This is the repository of our paper "Mind the Trojan Horse: Image Prompt Adapter Enabling Scalable and Deceptive Jailbreaking".
Though this package does not contain NSFW content for ethical reasons, we alert that running ./Test1/infer.py may output some deformed muscular tattooed men.
All real facial images we use are from Celeba-HQ.
All online demos were last accessed on November 15, 2024. We do not know whether they will be updated or made unavailable later.
The scripts in Test5 will generate AEs that may cause real-world threats if the target image you choose is offensive. Thus, please do not spread these generated AEs on the internet.
The main idea of our paper is hijacking massive benign users to jailbreak T2I-IP-DMs by uploading AEs. As stated in our paper, the feasibility of the hijacking attack lies in the stealthiness of AEs and AEs' performance in triggering adversary-specified (usually NSFW) outputs. Thus, to help readers verify the feasibility of our idea in such a busy and short review period, we design two light-weight experiments:
- Try to manually find AEs, and verify that imperceptible AEs can trigger adversary-specified outputs.

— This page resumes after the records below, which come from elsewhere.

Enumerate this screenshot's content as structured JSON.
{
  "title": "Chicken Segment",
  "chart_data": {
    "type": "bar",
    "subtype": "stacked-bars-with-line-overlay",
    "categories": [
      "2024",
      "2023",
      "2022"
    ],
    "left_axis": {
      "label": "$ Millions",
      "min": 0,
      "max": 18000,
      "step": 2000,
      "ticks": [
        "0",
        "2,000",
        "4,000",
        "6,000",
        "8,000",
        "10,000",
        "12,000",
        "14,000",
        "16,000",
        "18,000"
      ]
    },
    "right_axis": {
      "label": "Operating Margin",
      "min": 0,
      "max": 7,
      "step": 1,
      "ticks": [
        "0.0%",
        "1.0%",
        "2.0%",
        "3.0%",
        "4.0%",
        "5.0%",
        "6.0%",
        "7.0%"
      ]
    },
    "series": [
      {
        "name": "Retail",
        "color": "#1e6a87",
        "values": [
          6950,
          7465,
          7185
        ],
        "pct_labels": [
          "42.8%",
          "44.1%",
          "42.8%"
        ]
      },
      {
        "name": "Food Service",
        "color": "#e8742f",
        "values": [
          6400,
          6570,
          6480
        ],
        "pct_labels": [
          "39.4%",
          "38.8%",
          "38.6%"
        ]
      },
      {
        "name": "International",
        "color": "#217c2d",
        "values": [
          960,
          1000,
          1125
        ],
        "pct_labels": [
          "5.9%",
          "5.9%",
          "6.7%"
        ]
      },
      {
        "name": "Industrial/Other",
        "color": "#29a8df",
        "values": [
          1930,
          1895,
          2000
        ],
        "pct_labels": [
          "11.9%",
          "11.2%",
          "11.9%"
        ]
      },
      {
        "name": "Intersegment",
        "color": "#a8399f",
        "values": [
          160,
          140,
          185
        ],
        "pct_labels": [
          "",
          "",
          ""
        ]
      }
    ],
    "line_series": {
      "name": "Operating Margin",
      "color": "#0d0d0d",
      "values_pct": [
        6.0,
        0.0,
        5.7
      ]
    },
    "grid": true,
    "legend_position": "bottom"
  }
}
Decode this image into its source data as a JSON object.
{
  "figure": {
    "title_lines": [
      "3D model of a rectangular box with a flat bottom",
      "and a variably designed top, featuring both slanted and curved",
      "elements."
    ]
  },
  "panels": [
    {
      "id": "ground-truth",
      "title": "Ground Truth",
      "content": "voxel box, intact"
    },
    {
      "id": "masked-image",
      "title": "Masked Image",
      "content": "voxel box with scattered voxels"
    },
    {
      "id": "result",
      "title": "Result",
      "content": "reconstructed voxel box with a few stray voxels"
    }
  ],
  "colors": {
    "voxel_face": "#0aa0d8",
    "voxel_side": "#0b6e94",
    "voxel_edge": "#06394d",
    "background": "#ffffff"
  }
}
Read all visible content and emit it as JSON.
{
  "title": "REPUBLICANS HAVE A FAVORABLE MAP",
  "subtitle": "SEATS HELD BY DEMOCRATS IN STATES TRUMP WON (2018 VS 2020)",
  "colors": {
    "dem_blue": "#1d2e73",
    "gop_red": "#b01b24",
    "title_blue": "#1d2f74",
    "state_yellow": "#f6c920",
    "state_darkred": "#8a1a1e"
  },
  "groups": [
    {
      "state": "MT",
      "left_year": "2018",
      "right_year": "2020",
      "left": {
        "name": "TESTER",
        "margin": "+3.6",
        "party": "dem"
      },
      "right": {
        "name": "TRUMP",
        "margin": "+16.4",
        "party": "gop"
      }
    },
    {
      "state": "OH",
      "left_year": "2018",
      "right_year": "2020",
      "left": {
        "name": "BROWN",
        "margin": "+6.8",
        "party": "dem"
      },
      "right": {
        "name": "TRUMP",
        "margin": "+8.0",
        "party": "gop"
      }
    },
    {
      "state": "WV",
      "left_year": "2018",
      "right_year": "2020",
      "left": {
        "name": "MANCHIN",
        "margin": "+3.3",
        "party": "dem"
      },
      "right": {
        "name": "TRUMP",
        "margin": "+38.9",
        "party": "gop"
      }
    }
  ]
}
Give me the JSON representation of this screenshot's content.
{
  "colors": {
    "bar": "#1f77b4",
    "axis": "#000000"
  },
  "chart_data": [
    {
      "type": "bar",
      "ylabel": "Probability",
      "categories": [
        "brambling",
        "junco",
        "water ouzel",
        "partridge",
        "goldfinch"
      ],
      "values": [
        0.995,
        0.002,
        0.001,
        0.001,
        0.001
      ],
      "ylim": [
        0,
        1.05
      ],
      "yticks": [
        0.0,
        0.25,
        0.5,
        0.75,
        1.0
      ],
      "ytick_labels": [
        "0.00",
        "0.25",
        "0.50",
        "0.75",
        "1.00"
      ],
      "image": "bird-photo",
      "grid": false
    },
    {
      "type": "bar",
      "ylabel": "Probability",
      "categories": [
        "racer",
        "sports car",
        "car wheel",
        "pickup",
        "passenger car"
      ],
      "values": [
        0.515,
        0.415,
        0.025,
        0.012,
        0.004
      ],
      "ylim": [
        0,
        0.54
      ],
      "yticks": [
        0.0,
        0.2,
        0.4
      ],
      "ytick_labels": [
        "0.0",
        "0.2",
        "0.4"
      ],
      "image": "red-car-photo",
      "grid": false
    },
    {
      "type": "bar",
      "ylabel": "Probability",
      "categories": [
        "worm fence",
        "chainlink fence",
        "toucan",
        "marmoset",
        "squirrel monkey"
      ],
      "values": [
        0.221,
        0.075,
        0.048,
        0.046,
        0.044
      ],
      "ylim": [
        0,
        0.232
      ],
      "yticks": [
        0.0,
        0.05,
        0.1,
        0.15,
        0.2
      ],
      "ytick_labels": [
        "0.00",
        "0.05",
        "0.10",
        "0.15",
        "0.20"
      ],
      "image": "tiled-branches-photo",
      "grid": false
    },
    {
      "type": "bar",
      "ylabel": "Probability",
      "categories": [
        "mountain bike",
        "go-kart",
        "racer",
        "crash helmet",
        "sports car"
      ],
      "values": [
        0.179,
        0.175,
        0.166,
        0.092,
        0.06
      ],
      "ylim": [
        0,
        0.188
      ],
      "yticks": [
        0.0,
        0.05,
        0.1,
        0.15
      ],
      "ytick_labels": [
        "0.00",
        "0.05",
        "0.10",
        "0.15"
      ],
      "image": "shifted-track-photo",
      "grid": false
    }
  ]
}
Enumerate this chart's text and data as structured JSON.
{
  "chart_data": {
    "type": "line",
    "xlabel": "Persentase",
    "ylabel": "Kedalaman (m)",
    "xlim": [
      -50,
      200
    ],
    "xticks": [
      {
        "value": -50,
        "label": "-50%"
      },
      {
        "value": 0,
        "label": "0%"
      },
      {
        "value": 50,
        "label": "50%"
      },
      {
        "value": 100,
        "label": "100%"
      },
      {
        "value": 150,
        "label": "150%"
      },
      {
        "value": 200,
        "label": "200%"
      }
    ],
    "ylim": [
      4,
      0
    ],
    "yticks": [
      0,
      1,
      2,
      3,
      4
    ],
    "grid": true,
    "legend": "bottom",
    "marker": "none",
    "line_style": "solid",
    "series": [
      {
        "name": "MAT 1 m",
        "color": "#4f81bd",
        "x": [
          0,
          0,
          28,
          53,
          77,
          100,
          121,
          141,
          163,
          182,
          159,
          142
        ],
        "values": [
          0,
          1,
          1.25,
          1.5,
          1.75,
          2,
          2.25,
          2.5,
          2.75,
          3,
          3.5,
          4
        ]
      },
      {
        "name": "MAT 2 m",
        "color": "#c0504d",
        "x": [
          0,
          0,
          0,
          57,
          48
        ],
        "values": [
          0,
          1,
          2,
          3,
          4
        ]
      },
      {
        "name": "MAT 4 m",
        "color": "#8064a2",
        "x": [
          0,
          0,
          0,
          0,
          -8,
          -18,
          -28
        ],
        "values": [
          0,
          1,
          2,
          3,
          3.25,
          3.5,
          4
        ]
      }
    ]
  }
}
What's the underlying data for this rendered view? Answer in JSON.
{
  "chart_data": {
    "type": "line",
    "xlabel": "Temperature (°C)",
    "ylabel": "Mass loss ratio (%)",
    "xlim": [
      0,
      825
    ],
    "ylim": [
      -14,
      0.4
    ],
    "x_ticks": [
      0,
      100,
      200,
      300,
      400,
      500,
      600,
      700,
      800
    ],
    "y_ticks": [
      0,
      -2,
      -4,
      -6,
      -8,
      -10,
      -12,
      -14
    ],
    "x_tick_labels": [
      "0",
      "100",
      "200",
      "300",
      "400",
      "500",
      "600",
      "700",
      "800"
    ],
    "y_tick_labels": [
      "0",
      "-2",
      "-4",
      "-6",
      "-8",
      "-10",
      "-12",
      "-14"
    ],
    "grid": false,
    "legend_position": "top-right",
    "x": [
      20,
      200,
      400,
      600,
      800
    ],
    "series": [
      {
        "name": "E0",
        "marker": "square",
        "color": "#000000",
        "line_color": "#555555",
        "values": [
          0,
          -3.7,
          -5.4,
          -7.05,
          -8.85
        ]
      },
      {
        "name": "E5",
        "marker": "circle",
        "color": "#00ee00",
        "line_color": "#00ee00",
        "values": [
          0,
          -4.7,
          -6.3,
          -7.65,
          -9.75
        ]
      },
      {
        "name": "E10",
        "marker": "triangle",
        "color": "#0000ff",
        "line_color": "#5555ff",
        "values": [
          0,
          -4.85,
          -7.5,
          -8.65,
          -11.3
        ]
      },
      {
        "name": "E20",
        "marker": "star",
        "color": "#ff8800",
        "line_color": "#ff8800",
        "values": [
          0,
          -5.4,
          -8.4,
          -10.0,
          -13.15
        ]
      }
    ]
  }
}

- See if stealthy AEs can survive through the network channel and jailbreak some real-world image generation services (IGS).
In ./Test1, you can find 97 images. There are several AEs hidden in these images. You can try to find out all AEs (One way to find AEs is by checking the flat area of the image. PGD may leave some noisy patterns there) and then compare your answer with the ground truth we provide in ./Test1/answer.txt. Since you readers are specialized in adversarial machine learning and are informed of the existence of AEs, your ability in identifying AEs is an overestimated upper bound of the public's.
After playing the Minesweeper game, you can check what AEs trigger by calling
python infer.py --gpu YOUR_GPU_INDEX
The script will use AEs as image prompts to generate images and save outputs in './Test1/inferResult'. We alert that these outputs may be unpleasant and offensive. Thus, please do not run infer.py if you mind.
To prove a jailbreak attack is practical, we only need to show that we can jailbreak some real-world IGSs.
In ./Test2, you can find an AI-generated human image human.png and an AE AE.png. If you do not mind seeing a muscular man, visit IDM-VTON Demo on Hugging Face Spaces and follow the instruction illustrated in the image below:
As a comparison, you can replace AE.png with clean.png to verify that the original benign cloth image will not trigger a muscular man.
In ./Test3, you can find AEs AE1.png and AE2.png targeting Kolors. You can visit Kolors Text-to-Image Website (search "kling" with your search engine) and follow the instruction illustrated in the image below:
Since Kolors Text-to-Image Website deploys a post-hoc safety checker, you may find that Kolors tells you that the process failed if you input AE1.png. If so, you can try a few more times and may witness images describing a muscular man, indicating successful jailbreaking.
You can also try AE2.png. You can find the synthetic face is dissimilar to the face in AE2.png yet similar to man.jpg, also indicating that you successfully jailbreak Kolors!
You can also visit Kolors's online demo hosted on Hugging Face Space (Kwai-Kolors/Kolors) and follow the instruction illustrated in the image below:
Since Kolors's online demo hosted on Hugging Face Space does not have any post-hoc safety checker, you may witness some NSFW outputs, indicating that you successfully jailbreak Kolors!
As a comparison, you can replace AEs with their clean counterpart (i.e., Clean1.png and Clean2.png) to verify that the original benign image prompt can not trigger what AEs trigger.
In ./Test4, you can find an AE AE3.png targeting Kolors FaceID. You can visit The online demo of Kolors FaceID hosted on Hugging Face Space (Kwai-Kolors/Kolors-FaceID) and follow the instruction illustrated in the image below:
You may find that the synthetic face is similar to ./Test3/man.jpg, indicating a successful jailbreaking. Try Clean3.png for comparison.
Kolors FaceID has a more complex preprocessing, including detecting the face (Try error.png. You will encounter an error because the model detects no face.), cropping the face, and resizing the image. We include this experiment to show that preprocessing can hardly be used as a defense if the adversary has the preprocessing pipeline, which is a common sense.
Though our the optimization stage of our attack is simple, we still provide the scripts for generating AEs.
Follow the shell in Test5, and generate AEs by yourself.